Lesson: Be creative within the box.
21. Leverage Uncertainty
Scanning the collapsing economy in 2009, Virgin Atlantic founder Sir Richard Branson saw opportunity: The price of planes was sure to come down, making it a good time to expand into Brazil and Russia.
Lesson: Uncertainty makes innovation less expensive.
22. Packaging Matters
In 2007 violinist Joshua Bell, who earns some $1,000 a minute when he’s on-stage at a high-end performance space such as Carnegie Hall, played Bach in the DC Metro during rush hour. Just seven people stopped to listen, and he earned $35. Bell is one of the world’s best violinists, but when he wasn’t packaged right, he didn’t sell well.
Lesson: The medium can ruin your message.
23. Articulate a Clear Mantra
Of the 15 major airlines flying in 1982, only one is profitable today: Southwest Airlines. That success is largely attributable to its founder’s relentless focus on being “the low-fare airline.” The mantra guides every employee’s actions and decisions, helping Southwest consistently deliver on its brand promise.

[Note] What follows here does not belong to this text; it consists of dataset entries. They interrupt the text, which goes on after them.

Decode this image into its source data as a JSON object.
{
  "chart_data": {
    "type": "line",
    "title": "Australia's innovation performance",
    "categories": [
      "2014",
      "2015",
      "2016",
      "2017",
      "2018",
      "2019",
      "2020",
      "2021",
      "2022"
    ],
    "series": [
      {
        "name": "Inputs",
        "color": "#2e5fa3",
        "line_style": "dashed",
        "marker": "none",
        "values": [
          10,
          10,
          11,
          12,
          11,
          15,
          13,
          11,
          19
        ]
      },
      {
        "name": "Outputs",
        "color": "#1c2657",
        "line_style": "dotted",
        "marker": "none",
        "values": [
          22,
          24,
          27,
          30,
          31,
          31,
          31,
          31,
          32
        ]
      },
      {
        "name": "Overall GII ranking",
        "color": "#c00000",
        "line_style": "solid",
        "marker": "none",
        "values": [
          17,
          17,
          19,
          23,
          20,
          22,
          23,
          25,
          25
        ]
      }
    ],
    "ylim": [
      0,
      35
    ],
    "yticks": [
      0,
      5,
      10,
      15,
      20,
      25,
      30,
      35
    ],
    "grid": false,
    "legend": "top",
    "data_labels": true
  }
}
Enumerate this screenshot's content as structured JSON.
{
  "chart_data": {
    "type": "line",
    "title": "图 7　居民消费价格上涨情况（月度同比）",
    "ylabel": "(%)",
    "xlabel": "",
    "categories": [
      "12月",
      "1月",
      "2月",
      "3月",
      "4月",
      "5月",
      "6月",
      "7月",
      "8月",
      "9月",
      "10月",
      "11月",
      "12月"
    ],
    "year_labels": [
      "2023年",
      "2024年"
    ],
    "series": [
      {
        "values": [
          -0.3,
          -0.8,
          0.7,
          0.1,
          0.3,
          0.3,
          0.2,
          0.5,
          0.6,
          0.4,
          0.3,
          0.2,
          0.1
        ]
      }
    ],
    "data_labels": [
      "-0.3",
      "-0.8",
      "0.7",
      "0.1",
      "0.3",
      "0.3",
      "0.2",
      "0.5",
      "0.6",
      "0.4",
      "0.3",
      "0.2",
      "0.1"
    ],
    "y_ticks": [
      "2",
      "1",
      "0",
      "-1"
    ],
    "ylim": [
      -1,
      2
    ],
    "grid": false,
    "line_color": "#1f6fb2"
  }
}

Lesson: A powerful mantra helps a company stay focused during times of dramatic change.
24. Hone Your Message
From product names to brand promises, strive to be simple, direct, and “supercharged.” The “I’ve got to tell someone” factor leads things to go viral. The Las Vegas restaurant Fleur de Lys missed an opportunity when they named their super deluxe hamburger the Fleurburger. A more simple, direct, and supercharged name: The $5,000 Hamburger.
Lesson: In traditional marketing, there is an emphasis on cliché, clever wording, and invented words. Instead, adopt a message that is simple and direct.